Minn. Sees Increase in Number of Kids Living in Poverty
Three years ago Dawn Mikkelson got pregnant and it wasn't planned. At the time she had just finished graduate school and was living in New York City.
"So I had done all these things and been on track and then kind of derailed," Mikkelson said.
Her crash meant she had to move back home to White Bear Lake. She got a job but her nine-to-five didn't pay all the bills. Mikkelson ended up getting assistance from MFIP, Minnesota's Family Investment Program.
"That was probably the most difficult," Mikkelson said.
According to the Minnesota State Demographic Center, the number of children living in poverty right now is the highest they have seen in 20 years. And for kids under 5, Kara Arzamendia, of the Children's Defense Fund says it's even higher.
"So we have over 18% of the youngest Minnesotans, those children under 5 living in poverty, so, almost 1 in 5," Arzamendia said.
The next question is why? Arzamendia says the reasons range from the current economic situation, a decrease in the funding for child care assistance to the minimum wage.
"There's a federal minimum wage that we use in Minnesota, it's $7.25 an hour. The federal wage was increased in 2009. Minnesota's state minimum wage is $6.15 an hour, and it's the third lowest minimum wage in the country," Arzamendia said.

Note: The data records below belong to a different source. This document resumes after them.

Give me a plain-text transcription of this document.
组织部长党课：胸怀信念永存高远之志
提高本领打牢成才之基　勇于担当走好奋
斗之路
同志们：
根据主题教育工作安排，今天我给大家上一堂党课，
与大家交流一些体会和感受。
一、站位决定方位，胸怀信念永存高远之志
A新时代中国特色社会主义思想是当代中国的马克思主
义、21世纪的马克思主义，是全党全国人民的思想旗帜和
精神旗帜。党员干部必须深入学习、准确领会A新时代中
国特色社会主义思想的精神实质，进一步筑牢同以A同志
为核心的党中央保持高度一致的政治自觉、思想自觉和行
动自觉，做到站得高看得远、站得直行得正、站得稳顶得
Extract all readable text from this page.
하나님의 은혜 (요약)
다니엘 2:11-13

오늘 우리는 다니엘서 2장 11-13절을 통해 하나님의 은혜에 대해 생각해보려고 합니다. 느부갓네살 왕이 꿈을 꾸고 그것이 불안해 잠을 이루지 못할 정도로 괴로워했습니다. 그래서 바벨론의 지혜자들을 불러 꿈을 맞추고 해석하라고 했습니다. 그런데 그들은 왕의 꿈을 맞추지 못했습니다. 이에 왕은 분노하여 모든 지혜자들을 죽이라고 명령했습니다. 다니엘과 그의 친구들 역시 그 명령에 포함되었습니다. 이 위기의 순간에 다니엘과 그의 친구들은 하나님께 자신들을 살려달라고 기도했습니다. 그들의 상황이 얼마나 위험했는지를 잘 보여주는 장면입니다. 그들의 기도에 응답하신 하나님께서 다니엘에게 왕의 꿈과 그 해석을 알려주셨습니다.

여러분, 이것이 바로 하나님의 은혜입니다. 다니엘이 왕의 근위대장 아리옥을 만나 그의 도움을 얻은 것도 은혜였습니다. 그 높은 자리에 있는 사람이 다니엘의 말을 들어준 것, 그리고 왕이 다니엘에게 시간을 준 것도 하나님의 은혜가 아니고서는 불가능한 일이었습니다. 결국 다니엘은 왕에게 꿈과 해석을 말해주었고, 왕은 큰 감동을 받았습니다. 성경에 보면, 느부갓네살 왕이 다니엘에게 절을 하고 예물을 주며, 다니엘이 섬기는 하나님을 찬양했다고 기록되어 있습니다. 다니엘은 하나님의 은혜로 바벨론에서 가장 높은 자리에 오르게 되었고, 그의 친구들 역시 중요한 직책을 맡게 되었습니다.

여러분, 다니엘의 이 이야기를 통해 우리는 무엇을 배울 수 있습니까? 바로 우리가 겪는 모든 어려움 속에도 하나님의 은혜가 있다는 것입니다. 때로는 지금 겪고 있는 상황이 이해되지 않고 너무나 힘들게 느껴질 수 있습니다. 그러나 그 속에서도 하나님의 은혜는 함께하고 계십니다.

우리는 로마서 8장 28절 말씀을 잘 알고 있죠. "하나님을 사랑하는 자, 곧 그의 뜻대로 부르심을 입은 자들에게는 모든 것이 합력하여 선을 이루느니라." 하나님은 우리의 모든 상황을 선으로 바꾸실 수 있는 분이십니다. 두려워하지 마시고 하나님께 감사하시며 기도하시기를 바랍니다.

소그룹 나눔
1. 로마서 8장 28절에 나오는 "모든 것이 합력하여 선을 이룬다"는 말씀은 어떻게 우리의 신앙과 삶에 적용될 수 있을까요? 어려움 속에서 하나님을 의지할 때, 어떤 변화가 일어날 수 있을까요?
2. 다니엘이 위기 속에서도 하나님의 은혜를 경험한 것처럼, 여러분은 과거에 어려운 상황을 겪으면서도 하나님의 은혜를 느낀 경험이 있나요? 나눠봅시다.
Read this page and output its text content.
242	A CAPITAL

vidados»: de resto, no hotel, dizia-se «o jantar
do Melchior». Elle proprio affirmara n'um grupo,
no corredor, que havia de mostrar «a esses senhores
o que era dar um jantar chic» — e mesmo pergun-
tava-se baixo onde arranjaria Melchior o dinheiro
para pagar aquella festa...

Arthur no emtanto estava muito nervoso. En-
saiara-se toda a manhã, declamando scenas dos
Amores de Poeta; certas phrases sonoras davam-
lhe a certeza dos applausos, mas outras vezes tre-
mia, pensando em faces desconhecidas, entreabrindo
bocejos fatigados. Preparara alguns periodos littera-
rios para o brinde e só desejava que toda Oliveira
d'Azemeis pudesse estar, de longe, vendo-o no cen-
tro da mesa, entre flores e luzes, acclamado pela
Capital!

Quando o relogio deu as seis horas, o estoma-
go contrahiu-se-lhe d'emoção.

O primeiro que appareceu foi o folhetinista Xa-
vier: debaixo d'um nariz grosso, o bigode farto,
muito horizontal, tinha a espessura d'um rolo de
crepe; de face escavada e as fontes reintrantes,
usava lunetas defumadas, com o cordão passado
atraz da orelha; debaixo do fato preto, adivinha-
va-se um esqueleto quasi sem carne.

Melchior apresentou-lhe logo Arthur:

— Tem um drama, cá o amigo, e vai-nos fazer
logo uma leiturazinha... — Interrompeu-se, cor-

She says the Children's Defense Fund is working to change things. They have to bills right now at the capitol to raise the minimum wage to $9.25 and another to raise the monthly MFIP amount for families.
Mikkelson says her determination, the help from family and MFIP helped to turn things around.
"I feel like I've come out the other end and it's only going up hill from here," Mikkelson said.
The Minnesota State Demographic Center says historically poverty has been a short-term experience for most. For nearly 50% of people the average length is two to four months, on the extreme side 25 or more months.